La baisse numérique continue du nombre des fidèles en Allemagne est un
symptôme alarmant. Selon les données officielles, la chute a dépassé le
demi-million en 2022. Leur Église est à l’agonie.
Cela nous rappelle l’histoire pénible de l’Église en Hollande qui, alors
qu’elle comptait 40% de la population nationale, s’est effondrée jusqu’à
disparaître presque totalement aujourd’hui. Il n’est pas difficile d’en
connaître la cause : un mouvement, quasi identique à celui qui a lieu
aujourd’hui en Allemagne, qui a commencé chez eux presque tout de suite
après le Concile Vatican II.
Il ne me semble pas hors de propos de mentionner le grand schisme qui a
frappé la Communion Anglicane. Les archevêques de la Global Anglican Future
Conference (GAFCON) ont envoyé une lettre à l’Archevêque de Canterbury, en
lui disant que, si elle ne convertissait pas (l’Église anglicane a approuvé
le mariage homosexuel) ces derniers (qui constituent 85% des Anglicans dans
le monde) ne reconnaîtront plus son autorité en tant que « primus inter
pares ».
3. Les documents de la Secrétairerie citent la Bible, et
pas toujours à propos. On y parle en long et en large de l’épisode de Pierre
et de Corneille (Actes 10-11), comme pour démontrer que le Seigneur peut
ordonner n’importe quel changement dans l’agir des fidèles. Mais le récit du
Concile de Jérusalem (Actes 15) montre bien qu’il ne s’agit pas d’un
changement quelconque, mais d’un développement qui comporte des périodes
diverses dans la réalisation du salut. La phase universelle du salut, que
l’on pouvait déjà entrevoir dans l’Ancien testament, se réalise enfin
aujourd’hui après la résurrection de Jésus. De la même manière, Jésus a dit
qu’il n’a pas aboli la loi mais qu’il l’a portée à son accomplissement.
L’Esprit procède graduellement, mais il ne se contredit jamais. Saint Henry
Newman disait que le véritable développement de la doctrine est homogène.

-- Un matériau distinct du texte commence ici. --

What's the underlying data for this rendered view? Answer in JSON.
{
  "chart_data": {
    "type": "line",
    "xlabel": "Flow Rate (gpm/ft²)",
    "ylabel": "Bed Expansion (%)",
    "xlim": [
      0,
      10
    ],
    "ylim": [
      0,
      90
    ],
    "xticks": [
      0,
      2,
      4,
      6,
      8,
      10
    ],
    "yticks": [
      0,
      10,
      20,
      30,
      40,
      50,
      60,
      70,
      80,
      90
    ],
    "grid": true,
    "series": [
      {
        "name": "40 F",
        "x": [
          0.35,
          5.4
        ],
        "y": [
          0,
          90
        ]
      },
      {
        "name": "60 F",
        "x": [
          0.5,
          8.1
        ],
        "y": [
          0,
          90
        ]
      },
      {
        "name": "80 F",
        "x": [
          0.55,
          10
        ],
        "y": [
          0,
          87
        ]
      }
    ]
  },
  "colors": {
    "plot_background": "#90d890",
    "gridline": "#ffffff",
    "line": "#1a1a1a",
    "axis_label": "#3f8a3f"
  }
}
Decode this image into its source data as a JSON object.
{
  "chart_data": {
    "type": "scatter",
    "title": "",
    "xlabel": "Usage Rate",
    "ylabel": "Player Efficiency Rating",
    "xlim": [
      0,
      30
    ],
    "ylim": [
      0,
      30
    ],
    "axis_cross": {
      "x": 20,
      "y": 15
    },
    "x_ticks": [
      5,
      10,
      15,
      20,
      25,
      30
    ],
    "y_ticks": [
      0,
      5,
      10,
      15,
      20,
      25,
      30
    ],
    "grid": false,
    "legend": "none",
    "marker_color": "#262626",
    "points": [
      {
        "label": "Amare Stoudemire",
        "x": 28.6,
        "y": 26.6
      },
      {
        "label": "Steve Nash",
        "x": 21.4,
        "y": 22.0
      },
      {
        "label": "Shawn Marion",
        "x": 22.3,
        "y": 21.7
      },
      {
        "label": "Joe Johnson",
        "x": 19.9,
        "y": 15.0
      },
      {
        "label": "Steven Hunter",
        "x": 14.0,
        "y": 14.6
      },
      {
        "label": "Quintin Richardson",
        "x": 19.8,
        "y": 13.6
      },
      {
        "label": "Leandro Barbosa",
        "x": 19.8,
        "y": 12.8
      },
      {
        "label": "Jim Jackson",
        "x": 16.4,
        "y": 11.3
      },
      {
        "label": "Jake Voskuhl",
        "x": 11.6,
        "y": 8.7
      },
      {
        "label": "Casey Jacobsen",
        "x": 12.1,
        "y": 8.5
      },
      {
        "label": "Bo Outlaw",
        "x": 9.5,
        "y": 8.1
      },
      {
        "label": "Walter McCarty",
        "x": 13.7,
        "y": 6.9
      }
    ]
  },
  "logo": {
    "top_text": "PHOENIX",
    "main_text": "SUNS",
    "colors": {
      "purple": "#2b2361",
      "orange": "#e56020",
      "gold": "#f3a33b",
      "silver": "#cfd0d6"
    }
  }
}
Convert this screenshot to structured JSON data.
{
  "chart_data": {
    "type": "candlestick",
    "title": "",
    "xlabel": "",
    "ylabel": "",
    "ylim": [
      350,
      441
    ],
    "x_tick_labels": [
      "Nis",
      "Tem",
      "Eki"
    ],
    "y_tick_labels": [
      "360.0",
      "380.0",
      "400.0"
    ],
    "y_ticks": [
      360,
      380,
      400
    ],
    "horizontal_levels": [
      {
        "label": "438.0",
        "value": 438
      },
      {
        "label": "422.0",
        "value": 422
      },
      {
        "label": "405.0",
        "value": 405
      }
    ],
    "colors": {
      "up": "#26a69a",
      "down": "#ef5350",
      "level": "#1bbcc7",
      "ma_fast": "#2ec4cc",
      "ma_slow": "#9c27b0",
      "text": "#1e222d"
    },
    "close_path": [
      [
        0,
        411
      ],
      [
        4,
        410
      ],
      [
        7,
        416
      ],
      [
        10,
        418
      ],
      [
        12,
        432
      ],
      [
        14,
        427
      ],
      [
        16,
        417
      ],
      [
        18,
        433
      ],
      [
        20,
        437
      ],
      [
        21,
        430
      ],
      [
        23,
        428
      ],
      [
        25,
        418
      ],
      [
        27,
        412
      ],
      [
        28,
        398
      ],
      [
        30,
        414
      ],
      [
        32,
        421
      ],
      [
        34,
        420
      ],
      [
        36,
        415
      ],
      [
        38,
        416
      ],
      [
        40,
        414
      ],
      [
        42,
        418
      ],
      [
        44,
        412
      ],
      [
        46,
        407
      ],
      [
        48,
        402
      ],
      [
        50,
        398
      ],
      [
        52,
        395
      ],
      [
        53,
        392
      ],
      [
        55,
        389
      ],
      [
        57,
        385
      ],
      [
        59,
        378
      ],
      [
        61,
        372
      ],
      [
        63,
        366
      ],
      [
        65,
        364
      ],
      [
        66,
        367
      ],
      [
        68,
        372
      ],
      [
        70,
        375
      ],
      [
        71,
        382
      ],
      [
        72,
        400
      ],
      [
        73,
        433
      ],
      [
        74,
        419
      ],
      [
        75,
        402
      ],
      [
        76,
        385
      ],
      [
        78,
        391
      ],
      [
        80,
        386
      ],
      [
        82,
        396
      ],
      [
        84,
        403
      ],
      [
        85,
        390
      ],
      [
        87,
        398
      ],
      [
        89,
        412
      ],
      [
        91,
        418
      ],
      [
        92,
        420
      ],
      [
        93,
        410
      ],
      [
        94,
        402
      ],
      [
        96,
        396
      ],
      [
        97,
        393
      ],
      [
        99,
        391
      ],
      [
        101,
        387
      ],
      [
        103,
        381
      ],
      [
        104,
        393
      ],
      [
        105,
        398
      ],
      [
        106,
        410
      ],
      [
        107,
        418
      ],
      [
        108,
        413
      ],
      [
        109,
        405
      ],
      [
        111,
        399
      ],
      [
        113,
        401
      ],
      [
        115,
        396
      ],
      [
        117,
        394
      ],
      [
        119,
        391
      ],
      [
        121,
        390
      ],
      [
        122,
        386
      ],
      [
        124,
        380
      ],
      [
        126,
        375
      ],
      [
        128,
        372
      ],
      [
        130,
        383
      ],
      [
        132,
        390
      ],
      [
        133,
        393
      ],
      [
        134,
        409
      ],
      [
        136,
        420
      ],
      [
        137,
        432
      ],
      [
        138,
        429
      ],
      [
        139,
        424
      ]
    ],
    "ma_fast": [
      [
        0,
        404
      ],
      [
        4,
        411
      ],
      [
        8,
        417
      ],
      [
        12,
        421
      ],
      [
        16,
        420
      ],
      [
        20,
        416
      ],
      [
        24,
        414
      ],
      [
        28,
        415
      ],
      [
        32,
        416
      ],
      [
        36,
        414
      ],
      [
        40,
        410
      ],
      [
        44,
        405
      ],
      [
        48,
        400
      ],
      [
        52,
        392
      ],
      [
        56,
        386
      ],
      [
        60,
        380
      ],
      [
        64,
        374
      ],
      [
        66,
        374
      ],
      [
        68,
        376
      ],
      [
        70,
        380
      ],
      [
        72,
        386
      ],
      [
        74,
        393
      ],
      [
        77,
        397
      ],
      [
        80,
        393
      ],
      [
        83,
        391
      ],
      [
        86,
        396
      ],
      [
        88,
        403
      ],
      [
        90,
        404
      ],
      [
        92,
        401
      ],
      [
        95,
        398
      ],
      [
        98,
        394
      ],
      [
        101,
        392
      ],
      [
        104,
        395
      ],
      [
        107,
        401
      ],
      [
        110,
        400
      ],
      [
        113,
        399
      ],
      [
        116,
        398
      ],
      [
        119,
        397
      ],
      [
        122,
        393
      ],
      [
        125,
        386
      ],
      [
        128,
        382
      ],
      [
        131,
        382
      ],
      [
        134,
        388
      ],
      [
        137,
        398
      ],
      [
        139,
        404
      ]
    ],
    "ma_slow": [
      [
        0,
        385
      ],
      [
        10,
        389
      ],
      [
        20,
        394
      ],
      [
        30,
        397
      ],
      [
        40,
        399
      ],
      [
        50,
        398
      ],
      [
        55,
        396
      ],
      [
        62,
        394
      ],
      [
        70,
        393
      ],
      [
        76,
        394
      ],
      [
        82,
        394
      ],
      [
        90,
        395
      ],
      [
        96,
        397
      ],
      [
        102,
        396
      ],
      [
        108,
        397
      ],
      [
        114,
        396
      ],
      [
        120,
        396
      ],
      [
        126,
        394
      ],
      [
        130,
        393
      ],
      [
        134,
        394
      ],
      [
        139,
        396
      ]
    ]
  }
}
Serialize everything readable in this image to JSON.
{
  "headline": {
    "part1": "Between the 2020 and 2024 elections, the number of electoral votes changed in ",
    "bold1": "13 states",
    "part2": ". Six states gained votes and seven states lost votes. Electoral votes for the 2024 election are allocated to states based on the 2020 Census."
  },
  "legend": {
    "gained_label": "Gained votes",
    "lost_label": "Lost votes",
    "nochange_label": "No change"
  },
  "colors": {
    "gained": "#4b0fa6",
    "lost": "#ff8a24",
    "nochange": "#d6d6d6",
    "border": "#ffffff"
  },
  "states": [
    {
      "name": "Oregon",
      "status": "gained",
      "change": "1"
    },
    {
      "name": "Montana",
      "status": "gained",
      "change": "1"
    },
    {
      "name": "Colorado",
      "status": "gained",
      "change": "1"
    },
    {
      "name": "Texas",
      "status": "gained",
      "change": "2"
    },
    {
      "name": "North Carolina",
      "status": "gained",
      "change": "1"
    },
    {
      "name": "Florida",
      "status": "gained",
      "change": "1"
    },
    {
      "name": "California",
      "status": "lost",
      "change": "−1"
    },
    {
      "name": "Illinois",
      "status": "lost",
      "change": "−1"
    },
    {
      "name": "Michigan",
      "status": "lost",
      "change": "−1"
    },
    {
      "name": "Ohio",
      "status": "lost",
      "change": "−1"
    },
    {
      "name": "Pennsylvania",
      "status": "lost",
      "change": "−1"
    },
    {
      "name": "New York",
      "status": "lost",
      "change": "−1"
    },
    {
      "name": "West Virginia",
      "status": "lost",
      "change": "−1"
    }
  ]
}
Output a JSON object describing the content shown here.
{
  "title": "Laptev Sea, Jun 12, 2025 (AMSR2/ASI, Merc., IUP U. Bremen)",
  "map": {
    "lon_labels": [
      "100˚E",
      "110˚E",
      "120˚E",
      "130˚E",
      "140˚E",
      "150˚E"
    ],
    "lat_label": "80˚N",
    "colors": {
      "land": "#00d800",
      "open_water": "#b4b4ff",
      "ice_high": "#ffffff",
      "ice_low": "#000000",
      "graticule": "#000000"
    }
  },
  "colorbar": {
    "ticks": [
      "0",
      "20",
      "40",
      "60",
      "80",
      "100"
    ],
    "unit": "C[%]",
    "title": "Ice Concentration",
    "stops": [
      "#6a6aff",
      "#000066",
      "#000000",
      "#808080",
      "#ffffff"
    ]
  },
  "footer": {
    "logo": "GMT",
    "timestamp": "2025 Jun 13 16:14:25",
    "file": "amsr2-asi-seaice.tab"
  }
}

Je pense qu’il n’est pas nécessaire de m’étendre sur les raisons pour
lesquelles vous devrez aborder ce Synode avec grande préoccupation. Je
voudrais en revanche attirer votre attention sur certains problèmes de
procédure du Synode. La Secrétairerie du Synode est particulièrement
aguerrie dans l’art de la manipulation.
On pourra facilement taxer ce que je vais dire de « théorie du complot »
mais je vois clairement que tout un plan de manipulation est en place.
Ils commencent par dire qu’il faut écouter tout le monde. Puis, petit à
petit, ils font comprendre que parmi ce « tout le monde », certains sont
davantage « exclus » par nous. Enfin, on comprend qu’il s’agit de personnes
qui optent pour une morale sexuelle différente de celle de la tradition
catholique.
Dans les petits groupes de dialogue de la phase continentale, on insiste
souvent sur le fait que « nous devons laisser une chaise vide pour ceux qui
sont absents, ceux que nous avons mis de côté ». On dit également que : « Le
Synode doit déboucher sur une inclusion universelle, il doit élargir la
tente, tout le monde est bienvenu, sans les juger, sans les inviter à la
conversion ».
Ils prétendent souvent qu’ils n’ont pas d’agenda. C’est une véritable
insulte à notre intelligence, puisqu’on voit tous bien quelle conclusion ils
visent.
Ils parlent de la « conversation dans l’Esprit » comme d’une chose
magique. Et ils invitent chacun à s’attendre aux « surprises » de l’Esprit
(naturellement, ils sont quant à eux déjà bien au courant de ces surprises).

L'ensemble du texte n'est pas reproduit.